In an example embodiment, the wavelength of the pump beam is adjusted to the centre of the line D₀ of helium at 1083.205 nm in vacuum and the wavelength of the probe beam is adjusted to the maximum of the imaginary part of the Voigt profile of this line, that is to say at 943.5 MHz from the centre of the line. The optical powers of the pump and probe beams are adjusted so that the pumping rate of the pump beam is twice as great as the pumping rate of the probe beam (Γ_p=2Γ_s), which leads to having a power of the probe beam 1.175 times greater than the power of the pump beam. In order to obtain a perfectly dispersive signal, it is therefore necessary to use an angle α of 60°

In the case where two RF fields are applied, it is possible to obtain the components of the ambient field along the three axes as described in the article by Morales et al. cited previously. The pumping generated by the probe beam then results in deformations of the three signals corresponding to the three components of the field. In this case, the angle α making it possible to cancel out the shift of the zero cannot be calculated with an expression as simple as that presented above, since the amplitude of the various RF fields also plays a role. However, many tests show that it is always possible experimentally to find an angle that gives the three signals a perfectly dispersive form again. It can also be envisaged finding compromises to give a dispersive form again to only one axis (or two) at a time.

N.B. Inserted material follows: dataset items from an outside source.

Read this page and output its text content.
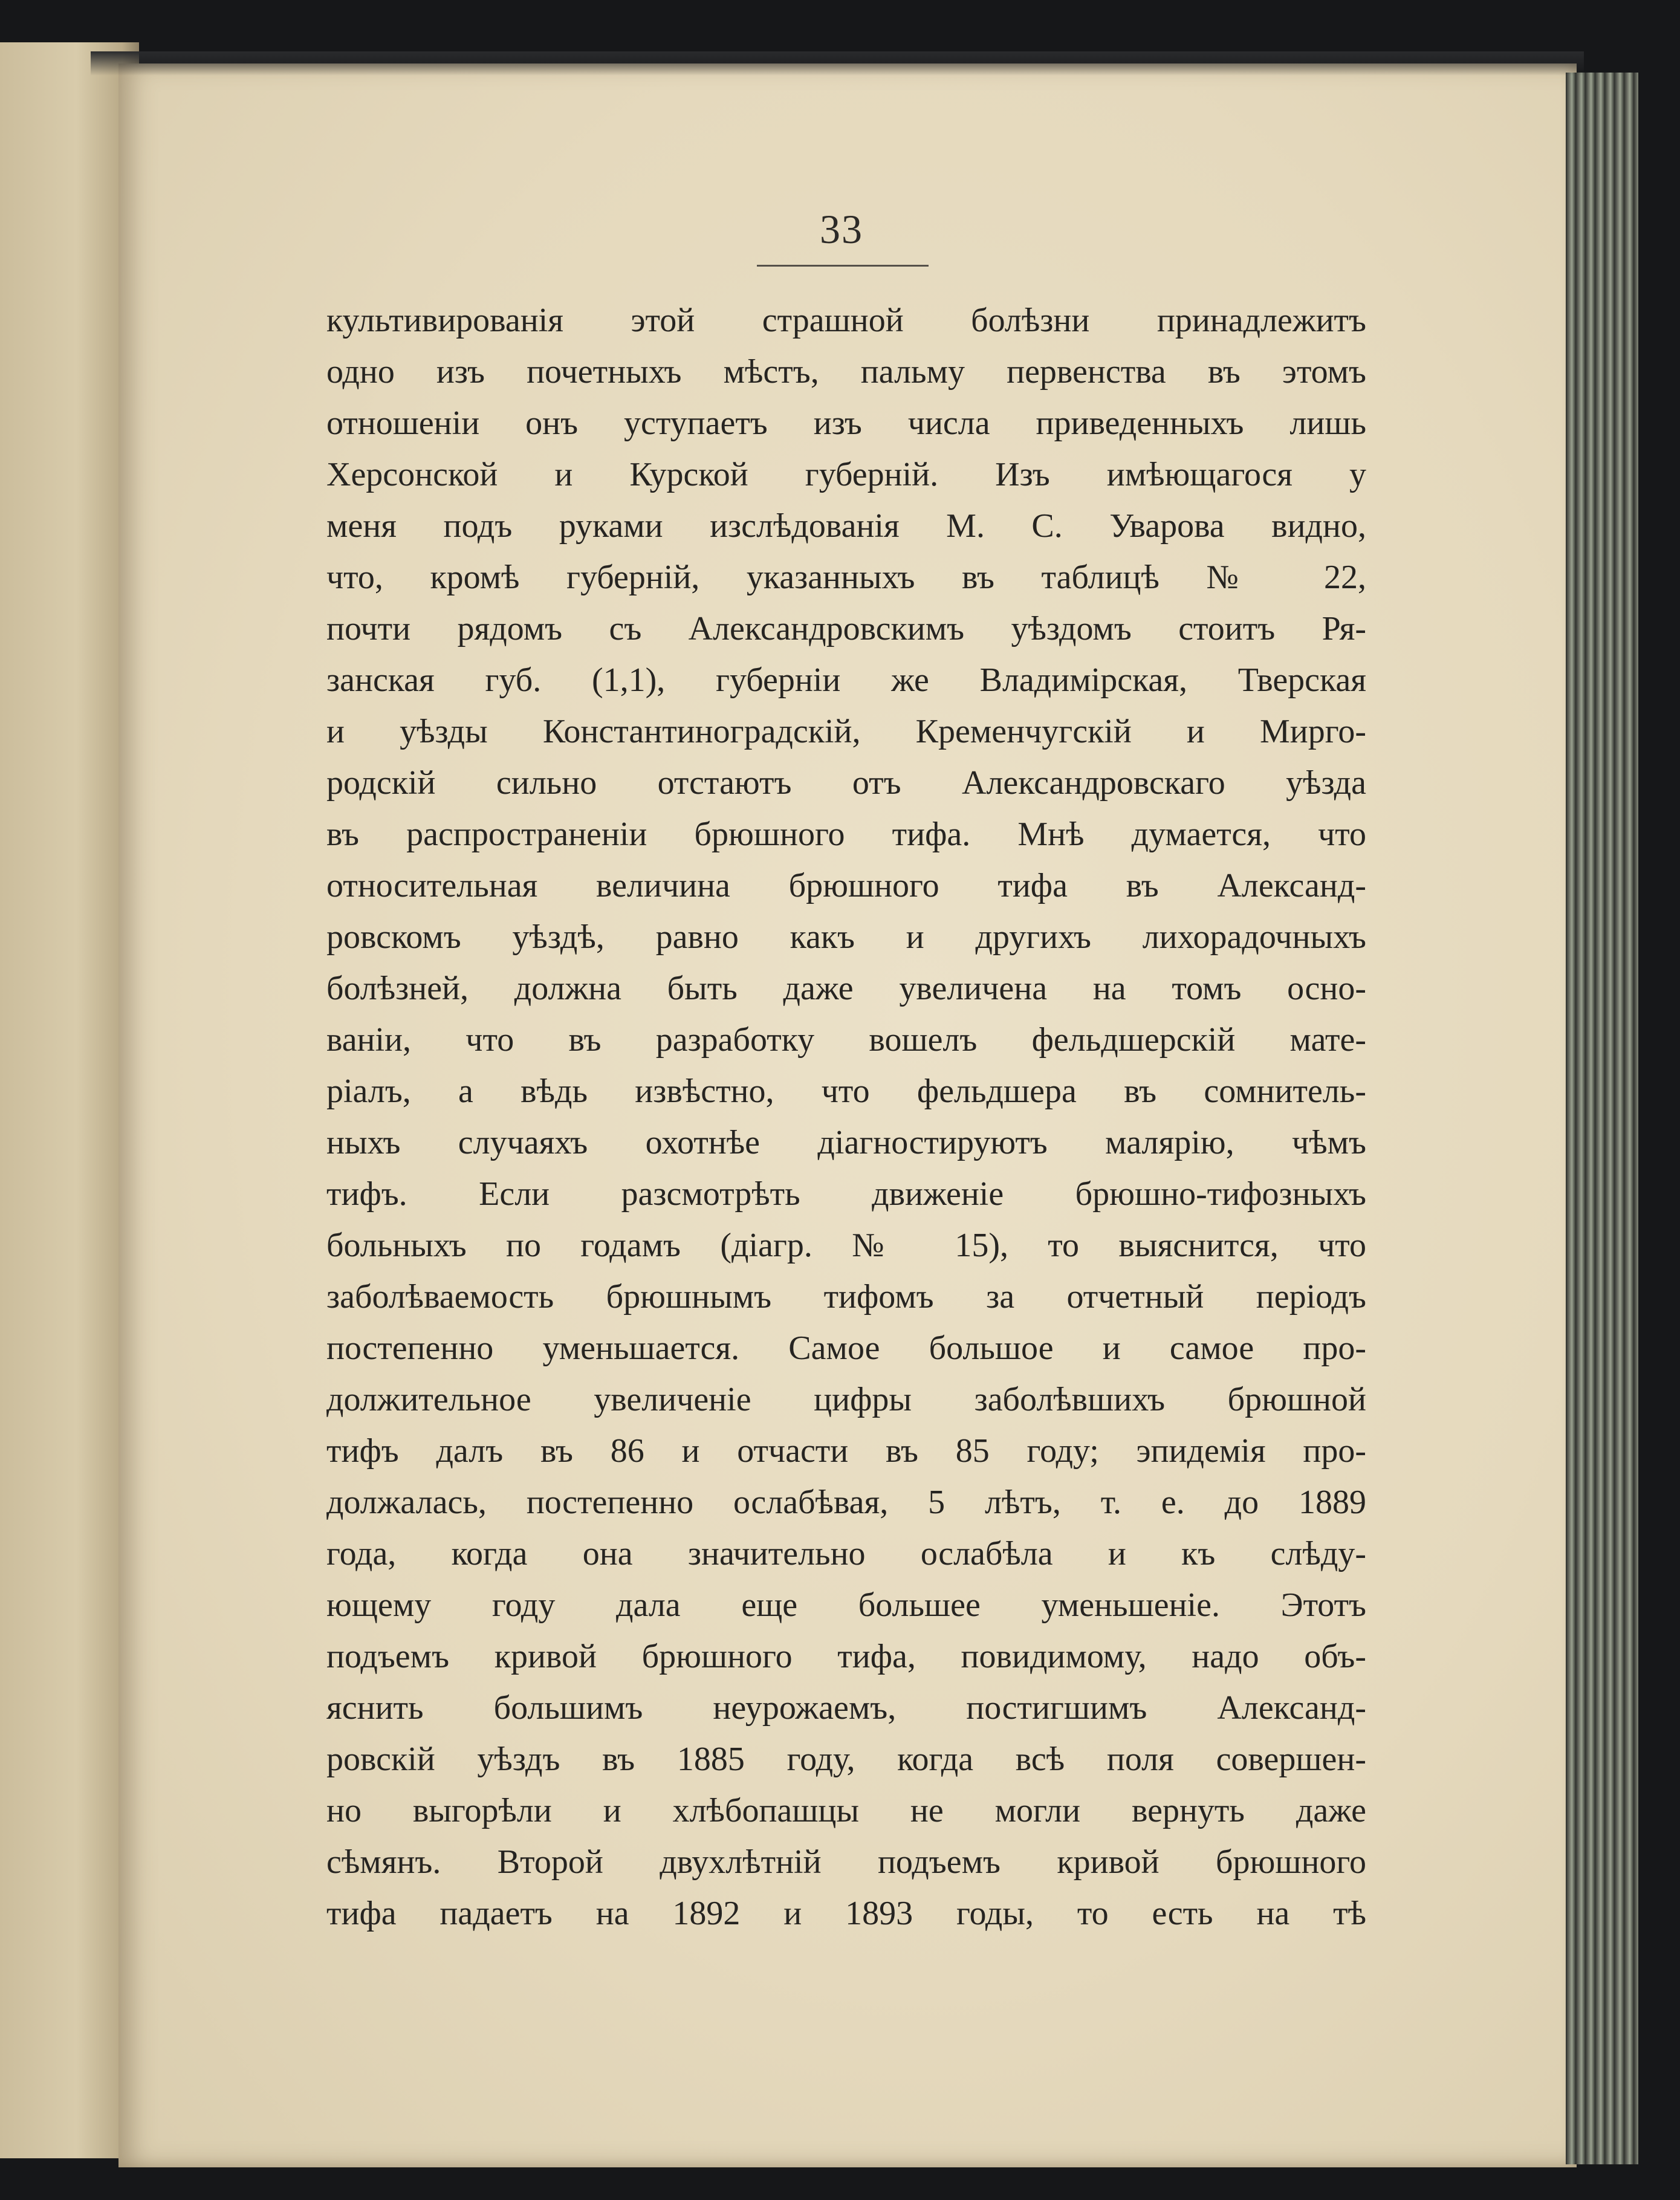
33
культивированія этой страшной болѣзни принадлежитъ
одно изъ почетныхъ мѣстъ, пальму первенства въ этомъ
отношеніи онъ уступаетъ изъ числа приведенныхъ лишь
Херсонской и Курской губерній. Изъ имѣющагося у
меня подъ руками изслѣдованія М. С. Уварова видно,
что, кромѣ губерній, указанныхъ въ таблицѣ № 22,
почти рядомъ съ Александровскимъ уѣздомъ стоитъ Ря-
занская губ. (1,1), губерніи же Владимірская, Тверская
и уѣзды Константиноградскій, Кременчугскій и Мирго-
родскій сильно отстаютъ отъ Александровскаго уѣзда
въ распространеніи брюшного тифа. Мнѣ думается, что
относительная величина брюшного тифа въ Александ-
ровскомъ уѣздѣ, равно какъ и другихъ лихорадочныхъ
болѣзней, должна быть даже увеличена на томъ осно-
ваніи, что въ разработку вошелъ фельдшерскій мате-
ріалъ, а вѣдь извѣстно, что фельдшера въ сомнитель-
ныхъ случаяхъ охотнѣе діагностируютъ малярію, чѣмъ
тифъ. Если разсмотрѣть движеніе брюшно-тифозныхъ
больныхъ по годамъ (діагр. № 15), то выяснится, что
заболѣваемость брюшнымъ тифомъ за отчетный періодъ
постепенно уменьшается. Самое большое и самое про-
должительное увеличеніе цифры заболѣвшихъ брюшной
тифъ далъ въ 86 и отчасти въ 85 году; эпидемія про-
должалась, постепенно ослабѣвая, 5 лѣтъ, т. е. до 1889
года, когда она значительно ослабѣла и къ слѣду-
ющему году дала еще большее уменьшеніе. Этотъ
подъемъ кривой брюшного тифа, повидимому, надо объ-
яснить большимъ неурожаемъ, постигшимъ Александ-
ровскій уѣздъ въ 1885 году, когда всѣ поля совершен-
но выгорѣли и хлѣбопашцы не могли вернуть даже
сѣмянъ. Второй двухлѣтній подъемъ кривой брюшного
тифа падаетъ на 1892 и 1893 годы, то есть на тѣ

This principle of adjustment of the angle between the linear-polarisation directions of the pump and probe beams remains valid for the configuration of the Hanle effect magnetometer for which the measurement is a measurement of absorption. In order to measure the component of the magnetic field along the z axis, it is also necessary to adjust the angle α so that it satisfies the equation given above and the criterion Γ_s≤Γ_p.

When the magnetometer is of the Hanle effect type, the detector 6 is configured to make a measurement of absorption of the probe beam when passing through the cell.

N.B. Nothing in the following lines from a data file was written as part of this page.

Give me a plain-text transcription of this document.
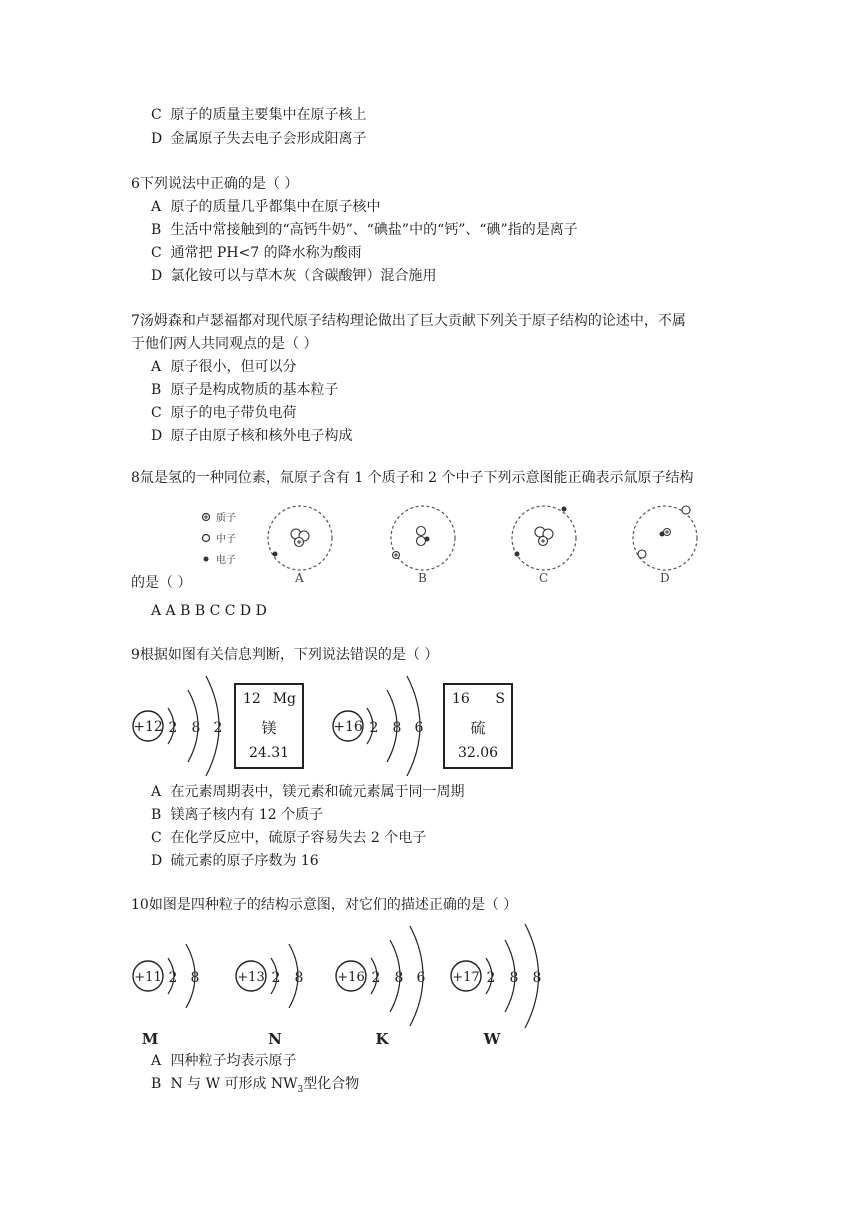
C 原子的质量主要集中在原子核上
D 金属原子失去电子会形成阳离子
6下列说法中正确的是（ ）
A 原子的质量几乎都集中在原子核中
B 生活中常接触到的“高钙牛奶”、“碘盐”中的“钙”、“碘”指的是离子
C 通常把 PH<7 的降水称为酸雨
D 氯化铵可以与草木灰（含碳酸钾）混合施用
7汤姆森和卢瑟福都对现代原子结构理论做出了巨大贡献下列关于原子结构的论述中，不属
于他们两人共同观点的是（ ）
A 原子很小，但可以分
B 原子是构成物质的基本粒子
C 原子的电子带负电荷
D 原子由原子核和核外电子构成
8氚是氢的一种同位素，氚原子含有 1 个质子和 2 个中子下列示意图能正确表示氚原子结构
质子
中子
电子
A	B	C	D
的是（ ）
A A B B C C D D
9根据如图有关信息判断，下列说法错误的是（ ）
+12 2 8 2
12 Mg
镁
24.31
+16 2 8 6
16 S
硫
32.06
A 在元素周期表中，镁元素和硫元素属于同一周期
B 镁离子核内有 12 个质子
C 在化学反应中，硫原子容易失去 2 个电子
D 硫元素的原子序数为 16
10如图是四种粒子的结构示意图，对它们的描述正确的是（ ）
+11 2 8
M
+13 2 8
N
+16 2 8 6
K
+17 2 8 8
W
A 四种粒子均表示原子
B N 与 W 可形成 $NW_3$型化合物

When the magnetometer is of the parametric-resonance type, the detector 6 comprises a polarisation analyser configured to make a differential measurement of the right-hand circular polarisation σ+ and of the left-hand circular polarisation σ− of the probe beam that has passed through the cell. The detector 6 thus delivers, as a signal carrying information relating to the state of alignment of the atoms of the atomic gas in the cell, a signal representing the difference between the intensities of the right-hand and left-hand circular polarisations. This signal depends solely on the component of the magnetic field along the z axis and, as depicted by the curve in a solid line in FIG. 3, has the form of a dispersive Lorentzian curve centred in zero field. It should be noted that the concern here is also with the part of the optical signal modulated at the frequency of the radio-frequency field exciting the parametric resonance.

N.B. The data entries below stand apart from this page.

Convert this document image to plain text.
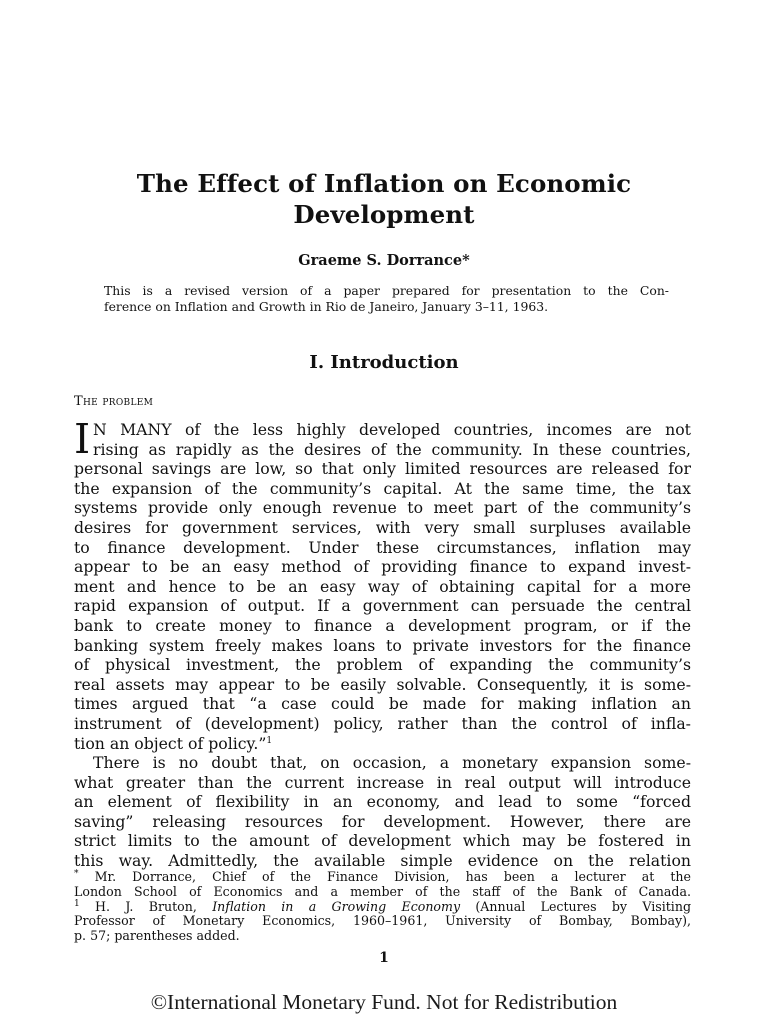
The Effect of Inflation on Economic
Development
Graeme S. Dorrance*
This is a revised version of a paper prepared for presentation to the Con-
ference on Inflation and Growth in Rio de Janeiro, January 3–11, 1963.
I. Introduction
The problem
I N MANY of the less highly developed countries, incomes are not
rising as rapidly as the desires of the community. In these countries,
personal savings are low, so that only limited resources are released for
the expansion of the community’s capital. At the same time, the tax
systems provide only enough revenue to meet part of the community’s
desires for government services, with very small surpluses available
to finance development. Under these circumstances, inflation may
appear to be an easy method of providing finance to expand invest-
ment and hence to be an easy way of obtaining capital for a more
rapid expansion of output. If a government can persuade the central
bank to create money to finance a development program, or if the
banking system freely makes loans to private investors for the finance
of physical investment, the problem of expanding the community’s
real assets may appear to be easily solvable. Consequently, it is some-
times argued that “a case could be made for making inflation an
instrument of (development) policy, rather than the control of infla-
tion an object of policy.”$^1$
There is no doubt that, on occasion, a monetary expansion some-
what greater than the current increase in real output will introduce
an element of flexibility in an economy, and lead to some “forced
saving” releasing resources for development. However, there are
strict limits to the amount of development which may be fostered in
this way. Admittedly, the available simple evidence on the relation
* Mr. Dorrance, Chief of the Finance Division, has been a lecturer at the
London School of Economics and a member of the staff of the Bank of Canada.
$^1$ H. J. Bruton, Inflation in a Growing Economy (Annual Lectures by Visiting
Professor of Monetary Economics, 1960–1961, University of Bombay, Bombay),
p. 57; parentheses added.
1
©International Monetary Fund. Not for Redistribution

The polarisation analyser can in particular be configured to effect a spatial separation of the right-hand and left-hand circular polarisations of the probe beam that has passed through the cell. For this purpose, the polarisation analyser may comprise a quarter-wave plate, a polarisation-separator cube able to separate, on a first and second path, the right-hand circular polarisation and the left-hand circular polarisation of the probe contribution that has passed through the cell and a photodetector on each of the first and second paths.

When the magnetometer is operated in Hanle effect, it may also comprise a modulator for the probe beam. The probe beam can thus be modulated in amplitude and polarisation or even in wavelength in a degraded mode of implementation of an amplitude modulation. The modulation frequency may be sufficiently high, for example around 30 kHz, to eliminate the problems of low-frequency noise of the laser providing the probe beam, without losing in signal amplitude. The modulator of the probe beam may also be a polarisation modulator, for example a photoacoustic modulator, arranged between the measuring cell and the detector.

The invention also relates to a method for measuring a magnetic field by means of the magnetometer as previously described. This method comprises in particular the steps consisting of linearly polarising the pump beam in a polarisation direction, and linearly polarising the probe beam in a polarisation direction that forms a non-zero angle with the polarisation direction of the pump beam.

Claims

1. A magnetometer comprising: wherein the pump beam is polarised linearly in a polarisation direction and the probe beam is polarised linearly in a polarisation direction forming a non-zero angle with the polarisation direction of the pump beam.

a cell filled with an atomic gas,

an optical source configured to illuminate the cell with a pump beam and a probe beam, and

a photodetection device arranged so as to receive the light of the probe beam that has passed through the cell and configured to deliver a signal carrying information relating to the state of alignment of the atoms of the atomic gas in the cell,

2. The magnetometer according to claim 1, wherein the probe beam propagates along the z axis of an Oxyz trihedron having a x axis, a y axis and a z axis, the pump beam is polarised linearly along the x axis of the Oxyz trihedron and the pump beam is polarised linearly in a plane defined by the x and y axis, making said non-zero angle with the x axis.

3. The magnetometer according to claim 1, wherein the signal delivered by the photodetection device is zero when there is a zero ambient magnetic field.

4. The magnetometer according to claim 1, wherein said non-zero angle is between 45° and 90°.

5. The magnetometer according to claim 1, wherein the pump beam is tuned for wavelength at the centre of a first atomic line and the probe beam is tuned for wavelength so as to be offset from the centre of a second atomic line different from the first atomic line.

6. The magnetometer according to claim 1, wherein the pump beam is tuned for wavelength at the centre of a first atomic line and the probe beam is tuned for wavelength so as to be offset from the centre of the first atomic line.

7. The magnetometer according to claim 1, further comprising a parametric-resonance excitation source and wherein the photodetection device comprises a polarisation analyser configured to make a differential measurement of a right-hand circular polarisation and of a left-hand circular polarisation of the probe beam that has passed through the cell.

8. The magnetometer according to claim 7, wherein the polarisation analyser comprises a quarter-wave plate, a polarisation separator cube able to separate, on a first path and a second path, the right-hand circular polarisation and the left-hand circular polarisation of the probe contribution that has passed through the cell and a photodetector on each of the first and second paths.

9. The magnetometer according to claim 1, wherein the photodetection device is configured to make an absorption measurement of the probe beam on passing through the cell.

10. The magnetometer according to claim 1, further comprising a modulator of the probe beam.

11. A method for measuring a magnetic field by means of a magnetometer comprising a cell filled with an atomic gas, an optical source configured to illuminate the cell with a pump beam and a probe beam, and a photodetection device arranged so as to receive the light of the probe beam that has passed through the cell and configured to deliver a signal carrying information relating to the state of alignment of the atoms of the atomic gas in the cell, the method comprising the steps of:

linearly polarising the pump beam in a polarisation direction, and

linearly polarising the probe beam in a polarisation direction that forms a non-zero angle with the polarisation direction of the pump beam.